Aber der Greifenjäger schlug die Axt tief in das Holz, und nur ihre Kräfte hinderten den Baum daran, wieder zu wachsen.
Tomli spürte, wie ihn jemand anstieß. Im nächsten Moment drang Olbas Stimme an sein Ohr. »Du träumst doch nicht etwa ausgerechnet jetzt, oder?«
Tomli schüttelte den Kopf. »Wir dürfen die Axt nicht …“
Doch es war zu spät. Arro hatte den Stiel bereits mit beiden Händen gepackt und riss die Axt mit einem kräftigen Ruck aus dem Holz.
Funken sprühten aus dem Axtblatt, das aufglühte, so als würde es jeden Moment schmelzen.

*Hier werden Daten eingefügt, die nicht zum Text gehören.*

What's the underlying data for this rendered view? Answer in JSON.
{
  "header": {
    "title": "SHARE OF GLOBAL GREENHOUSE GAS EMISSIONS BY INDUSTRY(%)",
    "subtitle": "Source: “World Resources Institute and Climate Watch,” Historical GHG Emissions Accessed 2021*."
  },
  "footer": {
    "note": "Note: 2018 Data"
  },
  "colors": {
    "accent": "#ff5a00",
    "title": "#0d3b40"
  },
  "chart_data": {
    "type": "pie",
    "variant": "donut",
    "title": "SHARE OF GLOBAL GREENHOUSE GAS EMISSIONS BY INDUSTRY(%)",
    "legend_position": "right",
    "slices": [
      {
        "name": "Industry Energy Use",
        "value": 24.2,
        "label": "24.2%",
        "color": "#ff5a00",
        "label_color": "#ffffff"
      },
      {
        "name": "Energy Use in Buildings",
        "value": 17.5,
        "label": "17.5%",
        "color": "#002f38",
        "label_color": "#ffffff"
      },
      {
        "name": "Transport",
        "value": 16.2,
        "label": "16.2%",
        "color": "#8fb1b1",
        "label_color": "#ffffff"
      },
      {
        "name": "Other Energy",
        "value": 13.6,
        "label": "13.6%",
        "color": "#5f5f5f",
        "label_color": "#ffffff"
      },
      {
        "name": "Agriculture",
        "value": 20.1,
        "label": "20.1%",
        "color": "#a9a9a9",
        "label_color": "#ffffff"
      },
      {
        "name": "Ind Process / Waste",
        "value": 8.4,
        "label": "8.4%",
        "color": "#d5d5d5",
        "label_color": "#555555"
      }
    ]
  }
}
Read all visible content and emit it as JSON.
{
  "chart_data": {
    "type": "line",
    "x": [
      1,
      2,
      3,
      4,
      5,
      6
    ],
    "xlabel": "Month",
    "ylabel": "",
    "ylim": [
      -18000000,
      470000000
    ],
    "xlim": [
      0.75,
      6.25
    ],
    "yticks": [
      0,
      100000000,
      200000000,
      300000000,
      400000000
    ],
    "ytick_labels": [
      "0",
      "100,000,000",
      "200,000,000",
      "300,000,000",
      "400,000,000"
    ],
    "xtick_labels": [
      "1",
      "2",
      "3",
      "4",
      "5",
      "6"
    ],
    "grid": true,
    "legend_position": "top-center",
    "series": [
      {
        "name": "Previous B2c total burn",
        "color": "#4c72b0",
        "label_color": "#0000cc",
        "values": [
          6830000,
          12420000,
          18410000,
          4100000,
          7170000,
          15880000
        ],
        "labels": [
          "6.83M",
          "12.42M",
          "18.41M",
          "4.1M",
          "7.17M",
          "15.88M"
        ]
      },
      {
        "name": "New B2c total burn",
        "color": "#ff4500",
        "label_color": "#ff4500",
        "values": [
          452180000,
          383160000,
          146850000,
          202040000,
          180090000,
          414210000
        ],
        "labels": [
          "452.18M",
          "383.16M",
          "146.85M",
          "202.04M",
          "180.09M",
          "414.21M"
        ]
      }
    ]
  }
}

Auch das überlaute Knarren des Baums war wieder zu hören.
Tomli versuchte den Illusionszauber anzuwenden. Er murmelte die Formel, so wie Meister Saradul sie ihm beigebracht hatte. Dabei starrte er auf die Zauberaxt in Arros Händen, um sie in seinem Kopf genau nachzuformen.
Ein Abbild der Axt erschien auf dem Baumstumpf, aber es war noch ganz durchscheinend.
Tomli spürte auf einmal, wie der Grund unter seinen Füßen schwankte. Das Holz des Baumstumpfes bewegte sich. Arro wäre beinahe gestürzt.
»Der Stamm beginnt wieder zu wachsen!«, keuchte Tomli.